Nessas situações, a resposta da Justiça costuma ser diferente da aplicação de uma pena convencional. “Mesmo que a pessoa pratique um fato previsto como crime, ela normalmente não é submetida a uma pena comum de prisão”, falou.
E seguiu: “Em vez disso, o juiz pode determinar a aplicação de uma medida de segurança, que consiste em tratamento médico adequado, como a internação em hospital de custódia e tratamento psiquiátrico ou acompanhamento ambulatorial, até que seja constatado por avaliação médica que a pessoa já não representa risco”, afirmou Marcos Sá.
Além da responsabilização penal, o ordenamento jurídico também prevê mecanismos preventivos para evitar situações mais graves.
“Quando há indícios de incapacidade mental e risco para terceiros, pode ser proposta uma ação de interdição, inclusive pelo Ministério Público, especialmente quando não há familiares que possam assumir essa responsabilidade. Essa medida permite que seja nomeado um curador e que se busque o tratamento adequado para a pessoa, justamente para evitar situações de risco ou possíveis tragédias”, explicou.
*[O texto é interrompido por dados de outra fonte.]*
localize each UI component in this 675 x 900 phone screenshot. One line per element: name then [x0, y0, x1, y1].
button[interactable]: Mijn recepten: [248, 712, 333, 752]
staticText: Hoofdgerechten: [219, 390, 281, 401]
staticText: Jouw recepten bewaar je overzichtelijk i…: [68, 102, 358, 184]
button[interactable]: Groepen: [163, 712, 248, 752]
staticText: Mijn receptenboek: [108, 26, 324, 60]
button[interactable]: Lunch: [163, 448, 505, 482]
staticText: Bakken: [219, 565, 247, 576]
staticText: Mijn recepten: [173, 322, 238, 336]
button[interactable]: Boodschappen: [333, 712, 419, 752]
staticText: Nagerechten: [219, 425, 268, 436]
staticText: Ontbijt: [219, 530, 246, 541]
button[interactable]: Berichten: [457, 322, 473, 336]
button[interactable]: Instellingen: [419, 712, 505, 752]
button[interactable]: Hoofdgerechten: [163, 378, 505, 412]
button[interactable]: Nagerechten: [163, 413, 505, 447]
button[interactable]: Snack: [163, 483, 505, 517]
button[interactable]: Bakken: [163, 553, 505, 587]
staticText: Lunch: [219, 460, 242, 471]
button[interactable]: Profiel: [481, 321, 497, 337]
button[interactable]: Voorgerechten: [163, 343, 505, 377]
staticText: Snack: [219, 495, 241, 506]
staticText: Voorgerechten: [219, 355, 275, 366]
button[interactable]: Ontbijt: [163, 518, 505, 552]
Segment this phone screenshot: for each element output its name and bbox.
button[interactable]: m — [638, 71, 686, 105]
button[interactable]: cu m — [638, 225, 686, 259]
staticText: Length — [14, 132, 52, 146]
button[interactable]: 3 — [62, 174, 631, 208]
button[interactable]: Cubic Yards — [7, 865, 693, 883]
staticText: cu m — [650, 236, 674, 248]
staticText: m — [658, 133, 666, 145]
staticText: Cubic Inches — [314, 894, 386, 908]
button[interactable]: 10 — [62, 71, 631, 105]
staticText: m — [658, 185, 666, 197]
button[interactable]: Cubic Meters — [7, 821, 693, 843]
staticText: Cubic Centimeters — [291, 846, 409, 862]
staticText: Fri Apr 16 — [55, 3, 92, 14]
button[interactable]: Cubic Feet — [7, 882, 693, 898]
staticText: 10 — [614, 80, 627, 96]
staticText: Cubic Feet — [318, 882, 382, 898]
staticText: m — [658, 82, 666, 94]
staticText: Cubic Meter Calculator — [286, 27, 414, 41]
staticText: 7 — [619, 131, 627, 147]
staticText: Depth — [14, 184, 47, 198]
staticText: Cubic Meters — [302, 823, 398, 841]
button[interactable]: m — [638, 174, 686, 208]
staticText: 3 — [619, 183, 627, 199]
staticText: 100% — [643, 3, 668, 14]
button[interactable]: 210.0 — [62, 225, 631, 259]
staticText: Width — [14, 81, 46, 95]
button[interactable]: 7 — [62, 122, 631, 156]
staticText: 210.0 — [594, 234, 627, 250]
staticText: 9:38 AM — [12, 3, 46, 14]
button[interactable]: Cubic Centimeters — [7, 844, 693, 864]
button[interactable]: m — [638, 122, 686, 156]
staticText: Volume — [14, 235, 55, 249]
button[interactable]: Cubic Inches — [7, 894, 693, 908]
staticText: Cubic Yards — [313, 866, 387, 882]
Para o especialista, a manifestação pública da cantora deve ser interpretada dentro desse contexto: “A manifestação pública de Kelly Key não deve ser vista como um ataque pessoal, mas como um alerta e um pedido de providências diante de uma situação que, ao que tudo indica, envolve tanto questões de segurança quanto de saúde mental, exigindo uma atuação responsável do Estado”, concluiu.